Anyone who follows public opinion on the abortion issue knows that public opinion has remained stable since the 1973 Roe v Wade. So, why does the controversy still rage so hotly? It lies in understanding what the poll results really say.

While public opinion doesn’t seem to change, abortion law, availability and access have. Perhaps the first legal restriction was passed in 1976 in Missouri, a parental notification law, which now at least 35 states have. A spousal notification law was passed in Pennsylvania, but the U.S. Supreme Court overturned it in 1992. Twenty-four states have a mandatory waiting or counseling period before a woman can get an abortion. In 1976, the Hyde Amendment banned appropriated funds for the Department of Health and Human Services to be used for abortion services. The effect of these and other measures is to restrict the access or availability of abortion to women, despite the overall public support for the Roe decision. Harris Polls, taken 14 times since 1973 and last taken in 2009, consistently show a majority favoring the Roe decision. The Supreme Court has at least four times upheld Roe in subsequent rulings.

The movement has been to restrict abortion either through direct laws such as parental notification laws, waiting periods or restricting access through funding restrictions. Compared to the mid 1970s, the availability of abortion is much less than what it used to be. Yet, support for more restrictions remains constant. When those who support more restrictions combine with those who oppose abortion, we can expect more and more restrictions.

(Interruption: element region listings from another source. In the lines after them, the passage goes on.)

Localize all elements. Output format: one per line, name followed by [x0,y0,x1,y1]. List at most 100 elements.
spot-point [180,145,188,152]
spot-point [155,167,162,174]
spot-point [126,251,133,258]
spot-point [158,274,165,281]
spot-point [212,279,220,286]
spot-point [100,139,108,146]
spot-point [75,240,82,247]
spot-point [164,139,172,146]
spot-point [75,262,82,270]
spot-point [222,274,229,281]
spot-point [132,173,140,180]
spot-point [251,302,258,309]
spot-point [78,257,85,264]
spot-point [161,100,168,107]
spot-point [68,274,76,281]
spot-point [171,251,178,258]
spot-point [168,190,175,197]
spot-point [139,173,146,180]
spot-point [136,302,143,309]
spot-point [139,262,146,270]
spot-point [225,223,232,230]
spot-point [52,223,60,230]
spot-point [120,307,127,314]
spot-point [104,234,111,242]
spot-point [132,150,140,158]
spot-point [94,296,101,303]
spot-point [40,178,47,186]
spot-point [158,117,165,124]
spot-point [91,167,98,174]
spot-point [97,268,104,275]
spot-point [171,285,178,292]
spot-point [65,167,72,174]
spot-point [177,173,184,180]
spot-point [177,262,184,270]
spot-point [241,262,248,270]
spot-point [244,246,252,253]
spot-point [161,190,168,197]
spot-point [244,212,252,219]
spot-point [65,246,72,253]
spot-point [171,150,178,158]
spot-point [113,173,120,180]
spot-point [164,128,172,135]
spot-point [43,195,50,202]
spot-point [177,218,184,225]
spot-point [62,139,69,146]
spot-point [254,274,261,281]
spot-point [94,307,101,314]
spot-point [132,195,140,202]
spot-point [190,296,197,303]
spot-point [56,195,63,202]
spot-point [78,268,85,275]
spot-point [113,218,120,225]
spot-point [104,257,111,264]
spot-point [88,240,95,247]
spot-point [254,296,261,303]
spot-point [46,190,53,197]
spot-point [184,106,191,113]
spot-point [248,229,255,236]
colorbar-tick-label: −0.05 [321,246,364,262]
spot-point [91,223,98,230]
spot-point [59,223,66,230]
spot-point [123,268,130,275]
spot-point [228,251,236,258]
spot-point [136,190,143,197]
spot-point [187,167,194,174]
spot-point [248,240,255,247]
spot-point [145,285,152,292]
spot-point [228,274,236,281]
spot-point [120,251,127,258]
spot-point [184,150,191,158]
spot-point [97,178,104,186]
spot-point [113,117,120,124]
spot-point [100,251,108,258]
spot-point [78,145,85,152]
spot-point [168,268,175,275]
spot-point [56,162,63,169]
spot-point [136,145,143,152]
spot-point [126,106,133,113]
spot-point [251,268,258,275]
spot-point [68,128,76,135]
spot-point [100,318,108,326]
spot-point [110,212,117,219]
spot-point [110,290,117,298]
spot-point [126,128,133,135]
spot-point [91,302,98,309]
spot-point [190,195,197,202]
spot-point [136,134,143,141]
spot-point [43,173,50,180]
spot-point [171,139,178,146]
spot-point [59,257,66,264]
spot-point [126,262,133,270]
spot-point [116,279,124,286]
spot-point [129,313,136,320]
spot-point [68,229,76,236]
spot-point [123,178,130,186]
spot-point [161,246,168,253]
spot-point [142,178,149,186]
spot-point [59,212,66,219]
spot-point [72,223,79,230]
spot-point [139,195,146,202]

I wish pollsters would ask a question about abortion similar to one they have asked over the years about gun control: “In general, do you feel that the laws covering the sale of firearms should be made more strict, less strict or kept as they are now?: Asking about keeping laws, availability or access as it is now, would be very telling about where the future of abortion availability will head. With gun laws, 78 percent favored stricter laws in 1990, and as gun laws got stricter, public opinion shifted to keeping things as they are, from 17 percent in 1990 to 43 percent in October 2009 (Gallup Poll).

Unlike American’s opinion on gun control, which seems to respond to changes in those laws, American’s opinion on abortion seems “inelastic” with respect to the availability or access to abortion services. A coalition of those who favor stricter laws or narrowed availability and those who oppose abortion in any circumstances, suggests women’s ability to exercise their constitutional right will continue to be narrowed. Perhaps pro-choice groups could learn something from pro-gun groups about defending a constitutional right in face of political majorities to restrict it.